Şardağı’nın tepesinde “Dede” dediğimiz bir tümsek vardı. Çoğunlukla her Mayıs ayı geldiğinde kendi arkadaş grubumuzla buraya çıkardık; dönerken kar getirip pekmezle karıştırıp “karsambaç” yapar yerdik.
Halk arasında “Dede” hakkında bir rivayet anlatılır: Çok sevilen, sayılan yaşlı bir kişi; “Ben şu tepeye çıkıyorum. Vadem geldi, orada öleceğim. Beni oraya gömün.” demiş ve Şardağı’na doğru uzaklaşmış. Halk önce bir anlam verememiş, sonra birkaç kişiyi dedenin peşinden göndermişler. Dağın tepesine çıkıp bakmışlar ki dede yerde yatıyor. Yanına varmışlar, dede gerçekten ölmüş. Hemen dağdan inerek halka haber vermişler. Halk, Şardağı’nın zirvesinden Ceyhan nehrine kadar aralıklarla sıralanıp zincir oluşturmuşlar. Nehirden kovalara su doldurarak elden ele dağın tepesine su taşımışlar. Dedeyi orada yıkayarak gömmüşler. Bu efsane halk arasında yayılmış ve orayı kutsal saymışlar. Çok eski yıllardan beri halk çıkar ziyaret edermiş.
“Dede”, Şardağı’nın tepesine göre 3-4 metre yüksekliğinde bir taş yığınıydı. Bu taş yığının üstüne çıktığınızda ortasının biraz çukur olduğunu görürdünüz. Yığında, küçüklü- büyüklü çeşit çeşit taşlar vardı. Sebebini bilmiyorduk ama -bize anlatıldığı gibi- çevreden topladığımız 10-15 adet taşı, tepenin üstüne atardık.
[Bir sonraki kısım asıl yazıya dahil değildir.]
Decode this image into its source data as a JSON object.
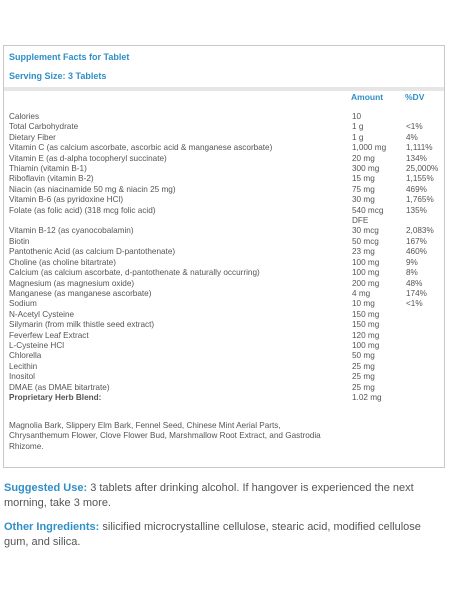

Bugünkü yüksekliğinin, atılan taşlarla olduğunu düşünüyorum. Genelde “Fatiha” okur, dağdan inerdik.
Milliyet Gazetesi (15/04/2016)’nde; “Dede’nin 2.700 yıllık tarihi gün yüzüne çıkıyor” başlıklı bir haber çıkmıştı. Haberde; “…Dede’nin hangi yıllarda ve ne amaçla Şardağı’nın tepesinde inşa edildiğinin tespit edilmesini öngören projenin ilk çalışması Gaziantep Kültür Varlıklarını Koruma Kurulu Bölge Müdürlüğü uzmanı arkeolog Ahmet Beyazlar ve ekibi tarafından yapıldı.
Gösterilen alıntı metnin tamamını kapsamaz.